Polwart is observably well-rehearsed, yet also engagingly conversational as she takes us from her love of Fala Moor, near her home village of Pathhead, Midlothian, to her concerns for the fragility of both the planet and the human race. The show's title comes from its central metaphor, the flight of a skein of pink-footed geese (which the performer calls "airborne socialists"). The geese shift in formation, taking the brunt of the headwind at one moment, but soon getting their chance to shelter behind other birds.

There is, in the storytelling as much as in the lovely songs, a touching humanism, an urgent environmentalism and an impressive knowledge. Polwart's perspective, like the show's conception itself, is quite unique.

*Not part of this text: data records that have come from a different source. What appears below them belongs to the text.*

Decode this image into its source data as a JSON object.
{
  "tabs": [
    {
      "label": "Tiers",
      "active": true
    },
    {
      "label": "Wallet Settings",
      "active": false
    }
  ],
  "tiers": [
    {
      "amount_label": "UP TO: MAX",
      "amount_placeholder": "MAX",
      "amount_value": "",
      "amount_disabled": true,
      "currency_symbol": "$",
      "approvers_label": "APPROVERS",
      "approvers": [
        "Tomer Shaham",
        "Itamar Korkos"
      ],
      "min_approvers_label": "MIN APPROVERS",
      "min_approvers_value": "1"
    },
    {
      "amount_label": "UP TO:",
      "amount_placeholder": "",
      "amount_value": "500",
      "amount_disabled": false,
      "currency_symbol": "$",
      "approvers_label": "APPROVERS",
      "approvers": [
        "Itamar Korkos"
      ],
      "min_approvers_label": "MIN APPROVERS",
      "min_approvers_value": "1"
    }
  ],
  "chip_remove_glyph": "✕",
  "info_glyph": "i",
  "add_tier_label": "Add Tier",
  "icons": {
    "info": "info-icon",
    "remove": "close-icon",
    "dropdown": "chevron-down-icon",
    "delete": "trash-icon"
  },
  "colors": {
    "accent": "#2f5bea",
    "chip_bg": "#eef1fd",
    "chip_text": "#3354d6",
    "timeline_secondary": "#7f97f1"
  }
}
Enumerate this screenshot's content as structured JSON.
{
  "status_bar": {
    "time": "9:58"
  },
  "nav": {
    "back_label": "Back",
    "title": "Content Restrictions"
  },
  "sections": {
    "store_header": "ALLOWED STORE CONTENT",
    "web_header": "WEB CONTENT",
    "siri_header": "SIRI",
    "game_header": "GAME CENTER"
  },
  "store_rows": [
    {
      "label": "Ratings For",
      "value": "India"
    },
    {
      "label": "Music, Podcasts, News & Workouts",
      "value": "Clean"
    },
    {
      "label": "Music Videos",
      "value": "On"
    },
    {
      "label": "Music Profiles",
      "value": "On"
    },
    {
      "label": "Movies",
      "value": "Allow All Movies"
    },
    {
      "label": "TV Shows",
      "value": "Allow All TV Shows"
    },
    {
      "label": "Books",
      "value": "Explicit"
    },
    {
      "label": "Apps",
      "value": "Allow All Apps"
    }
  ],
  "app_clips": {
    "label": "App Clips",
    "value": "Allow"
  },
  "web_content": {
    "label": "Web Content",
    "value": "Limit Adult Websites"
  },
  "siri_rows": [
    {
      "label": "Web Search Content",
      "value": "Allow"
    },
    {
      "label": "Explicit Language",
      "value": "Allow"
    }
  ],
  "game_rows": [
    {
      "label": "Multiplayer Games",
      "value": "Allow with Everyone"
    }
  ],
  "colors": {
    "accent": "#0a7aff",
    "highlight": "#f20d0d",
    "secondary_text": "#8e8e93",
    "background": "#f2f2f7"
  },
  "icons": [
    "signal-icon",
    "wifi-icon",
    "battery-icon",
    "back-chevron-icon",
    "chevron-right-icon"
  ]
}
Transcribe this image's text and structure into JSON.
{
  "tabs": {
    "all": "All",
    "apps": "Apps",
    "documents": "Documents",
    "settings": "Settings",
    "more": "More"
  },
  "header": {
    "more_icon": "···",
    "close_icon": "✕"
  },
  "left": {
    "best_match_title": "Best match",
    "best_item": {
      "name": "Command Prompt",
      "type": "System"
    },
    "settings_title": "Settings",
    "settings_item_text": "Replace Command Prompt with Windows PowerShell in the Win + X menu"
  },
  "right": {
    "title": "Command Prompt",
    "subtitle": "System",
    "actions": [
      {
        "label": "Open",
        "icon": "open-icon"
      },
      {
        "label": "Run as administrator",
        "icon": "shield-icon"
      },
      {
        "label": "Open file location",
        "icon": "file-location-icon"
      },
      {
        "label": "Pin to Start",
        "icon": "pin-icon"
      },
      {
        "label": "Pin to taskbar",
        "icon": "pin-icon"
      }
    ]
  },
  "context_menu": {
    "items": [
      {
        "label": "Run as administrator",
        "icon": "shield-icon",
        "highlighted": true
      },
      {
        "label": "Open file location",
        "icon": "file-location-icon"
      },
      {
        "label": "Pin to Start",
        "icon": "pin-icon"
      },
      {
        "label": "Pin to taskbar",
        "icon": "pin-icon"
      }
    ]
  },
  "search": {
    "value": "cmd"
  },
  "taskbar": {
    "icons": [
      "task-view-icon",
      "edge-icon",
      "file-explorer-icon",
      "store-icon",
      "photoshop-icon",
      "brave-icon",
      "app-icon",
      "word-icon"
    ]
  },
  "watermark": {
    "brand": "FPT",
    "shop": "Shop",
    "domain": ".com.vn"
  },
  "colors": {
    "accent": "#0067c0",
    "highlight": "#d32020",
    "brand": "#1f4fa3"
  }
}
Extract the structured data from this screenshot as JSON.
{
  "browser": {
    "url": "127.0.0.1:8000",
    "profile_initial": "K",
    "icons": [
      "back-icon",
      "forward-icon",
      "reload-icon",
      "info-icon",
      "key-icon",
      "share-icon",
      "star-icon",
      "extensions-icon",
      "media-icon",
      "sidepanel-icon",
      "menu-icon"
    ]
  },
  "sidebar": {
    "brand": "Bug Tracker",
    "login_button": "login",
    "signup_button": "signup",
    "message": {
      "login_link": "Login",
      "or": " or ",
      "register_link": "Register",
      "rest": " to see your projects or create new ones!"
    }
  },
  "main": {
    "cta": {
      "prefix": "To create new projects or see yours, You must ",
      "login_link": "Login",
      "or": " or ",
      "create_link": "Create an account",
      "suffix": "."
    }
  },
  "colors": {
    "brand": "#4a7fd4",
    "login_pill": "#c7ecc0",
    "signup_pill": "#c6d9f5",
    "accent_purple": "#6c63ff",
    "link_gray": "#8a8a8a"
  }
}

There is a lovely rhythm to the piece, with truly ingenious sound work by Pippa Murphy (which, among other things, merges live and recorded voice and music quite brilliantly). One can understand readily why Greig (who is dramaturg on the show) was keen to stage the piece, even if, at an-hour-and-three-quarters, it feels in need of a little trimming.

From a production by the Royal Lyceum Theatre Company to the major Fringe offering from its near neighbour, Scotland's new writing theatre, the Traverse. Milk by Ross Dunsmore has a remarkably similar, triangular structure to Stef Smith's Swallow, which headlined last year's Traverse Fringe programme.

In Dunsmore's play, which is directed by the Traverse's artistic director Orla O'Loughlin, we are witness to the sometimes improbably connected crises of not-quite school sweethearts Steph and Ash, new parents Nicole and Danny, and frightened, impoverished elderly couple May and Cyril. Dunsmore goes for nothing short of the complete cycle of life, from birth to death, and much of what happens in between.

At its best, namely, the story of May and Cyril, the play has an affecting, Beckettian dimension. Played beautifully by Ann Louise Ross and Tam Dean Burn, theirs is a co-dependency which cannot be broken, even by death.

However, there is an inconsistency in Dunsmore's writing. The characterisations of the teenagers teeter on the brink of cliche early on (despite nice performances from Helen Mallon and Cristian Ortega). Meanwhile the anguish of Nicole's inability to breastfeed her newborn tips over into histrionics (a fault that lies in the writer overstretching himself, rather than in the fine acting of Melody Grove and Ryan Fletcher).

The frustration of the piece (which is Dunsmore's first full-length play) is that it simultaneously tries to tackle too many issues, while never quite establishing a convincing rhythm or tone. That said, the drama has promising flashes of good writing, even if it is poorly served by Fred Meller's unmemorable, neon-flashing set.